Cette révolution constitua un événement et un phénomène d’une grande portée historique, mais un événement et un phénomène assez paradoxaux. Pour une partie des Révolutionnaires, ceux du Sud, il était question, surtout de « restauration », ou réappropriation, d’un passé communautaire jugé légitime. Pour ceux du Nord, il s’agissait à la fois de conserver et de révolutionner les anciennes libertés municipales. Ils étaient libéraux, mais dans un sens très différent de celui que nous lui attribuons aujourd’hui. Or, pour « restaurer » ou « conserver » il fallait passer par une Révolution armée, que ceux du Nord n’ont pas hésité à engager. Le passé s’est trouvé bouleversé, sans que cette Révolution fasse table rase de la sociabilité antérieure.
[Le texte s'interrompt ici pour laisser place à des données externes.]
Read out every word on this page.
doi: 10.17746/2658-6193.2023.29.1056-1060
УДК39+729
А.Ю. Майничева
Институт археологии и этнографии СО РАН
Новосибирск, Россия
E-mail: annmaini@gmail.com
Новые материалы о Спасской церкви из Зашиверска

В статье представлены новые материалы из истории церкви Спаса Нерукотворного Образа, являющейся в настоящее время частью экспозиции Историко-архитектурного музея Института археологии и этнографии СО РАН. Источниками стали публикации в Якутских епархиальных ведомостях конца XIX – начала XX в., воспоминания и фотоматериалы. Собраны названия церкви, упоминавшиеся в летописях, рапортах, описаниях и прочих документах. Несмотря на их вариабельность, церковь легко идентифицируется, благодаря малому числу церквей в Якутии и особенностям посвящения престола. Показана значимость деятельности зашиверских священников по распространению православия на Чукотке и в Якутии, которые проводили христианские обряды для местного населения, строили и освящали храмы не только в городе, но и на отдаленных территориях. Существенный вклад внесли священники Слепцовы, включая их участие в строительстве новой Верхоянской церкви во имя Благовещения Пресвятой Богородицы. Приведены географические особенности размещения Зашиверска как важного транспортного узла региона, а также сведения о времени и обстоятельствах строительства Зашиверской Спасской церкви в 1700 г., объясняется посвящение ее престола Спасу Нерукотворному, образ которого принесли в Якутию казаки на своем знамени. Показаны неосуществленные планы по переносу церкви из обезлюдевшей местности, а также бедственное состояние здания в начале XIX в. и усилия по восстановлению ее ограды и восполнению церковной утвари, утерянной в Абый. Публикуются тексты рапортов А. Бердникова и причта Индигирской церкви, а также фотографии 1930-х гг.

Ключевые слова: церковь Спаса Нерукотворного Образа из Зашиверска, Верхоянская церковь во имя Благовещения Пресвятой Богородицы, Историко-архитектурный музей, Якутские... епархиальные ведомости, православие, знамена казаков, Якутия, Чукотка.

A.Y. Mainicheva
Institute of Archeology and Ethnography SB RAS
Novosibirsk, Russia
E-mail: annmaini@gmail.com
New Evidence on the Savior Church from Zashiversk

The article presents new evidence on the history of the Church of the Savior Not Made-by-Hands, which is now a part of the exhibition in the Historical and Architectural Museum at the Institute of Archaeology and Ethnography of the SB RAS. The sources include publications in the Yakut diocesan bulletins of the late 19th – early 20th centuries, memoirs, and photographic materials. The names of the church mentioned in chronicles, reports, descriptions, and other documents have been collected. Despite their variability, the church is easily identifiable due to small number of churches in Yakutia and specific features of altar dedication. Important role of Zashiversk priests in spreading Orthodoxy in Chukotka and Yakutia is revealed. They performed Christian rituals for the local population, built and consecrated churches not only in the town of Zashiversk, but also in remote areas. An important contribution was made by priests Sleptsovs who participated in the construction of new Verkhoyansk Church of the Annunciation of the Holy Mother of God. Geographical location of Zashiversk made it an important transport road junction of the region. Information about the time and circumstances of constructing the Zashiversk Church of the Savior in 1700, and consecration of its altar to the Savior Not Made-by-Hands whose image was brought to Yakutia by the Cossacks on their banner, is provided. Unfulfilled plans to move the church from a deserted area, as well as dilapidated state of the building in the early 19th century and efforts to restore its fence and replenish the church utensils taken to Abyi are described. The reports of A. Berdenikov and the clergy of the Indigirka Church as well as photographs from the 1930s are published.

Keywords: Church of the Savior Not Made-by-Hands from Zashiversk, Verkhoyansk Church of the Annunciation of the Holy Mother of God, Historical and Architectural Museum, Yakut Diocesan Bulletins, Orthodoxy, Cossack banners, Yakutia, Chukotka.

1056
Cette révolution comprend donc plusieurs mouvements révolutionnaires : 1) un mouvement révolutionnaire – plu-tôt « réformiste » – politique, celui des classes moyennes « subalternisées » par rapport aux élites des cientificos (positivistes) porfiristes et autres ; ce mouvement était avant tout urbain ; 2) un mouvement révolutionnaire social, surtout paysan, mais se décomposant entre une paysanne-rie communautaire traditionnelle, surtout celle des pueblos de Morelos, et une paysannerie plus déliée des liens traditionnels, plus mobile et plus « individualiste », composée surtout de paysans-mineurs et de paysans-ouvriers salariés du Nord ; 3) on peut encore évoquer un mouvement ultrarévolutionnaire composé des partisans des frères Flores Magón, mouvement actif à Chihuahua et prenant une tournure socialiste et internationaliste en Basse- Californie en 1911.
Je parlais, en 1975, de dialectique de la « Révolution mexicaine » ; c’est pourquoi j’avais intitulé mon livre Les Révolutions du Mexique et non pas La Révolution mexicaine. Il s’agit de dialectique, certes. D’une dialectique non pas binaire, mais d’une dialectique complexe, articulée à de multiples contradictions. Cette dialectique apparaît, selon Gramsci, comme « un nœud » idéologique et politique de classes sociales, non pas déjà là, constituées comme des totalités organiques et objectives, mais en formation ouverte et indéterminée. Il s’agit d’un processus inachevé au moment où la Révolution éclata. Ainsi, ce que l’on nomme « Révolution mexicaine » se présente avant tout comme un mouvement d’ensemble de plusieurs révolutions, non pas seulement dans le « Temps long » braudélien (1810-1854-1911), mais dans l’espace historique où la Révolution de 1911-1917 s’est déroulée en tant qu’événement bouleversant l’ordre du Temps.
Ce serait une erreur de penser que les sociétés dites "traditionnelles" – que l’on qualifie, souvent à tort, de “passéistes”, voir, par exemple, pour les sociétés "traditionnelles" africaines – sont des sociétés immobiles ou figées dans le temps de l’histoire et vivant dans l’ignorance du futur. Ce qu’elles défendent, avec acharnement, c’est une identité et une mémoire collective de luttes passées.
Enervées par un futur énigmatique, elles connaissent donc une dynamique historique. Mais, dans les conditions globales de la dynamique socio-économique du capitalisme, ce futur probable leur échappe sans retour. De là, une mystification d’un passé, de plus en plus réifié, idéologisé. La peur de ce futur, qu’elles pressentent comme redoutable, les amènent à conjurer ce même futur par une ritualisation assumée comme une répétition d’un passé, devenu mythique. Ceci dit, la répétition n’est pas le seul apanage des sociétés "communautaires" traditionnelles. Le capitalisme, lui-aussi, n’envisage le futur de l’humanité que comme une répétition et un prolongement éternel de lui-même – malgré une métamorphose permanente de ses formes –, de son présent, du présent réifié du Capital en son essence (voir les très belles pages que Karl Marx a consacré, dans "Le Dix-huit Brumaire de Louis Bonaparte" : Marx, op. cit., Paris, éditions sociales/Messidor, 1992, 230 p. On consultera avec profit le livre de Paul-Laurent Assoun, "Marx et la répétition historique", Paris, PUF, 1978).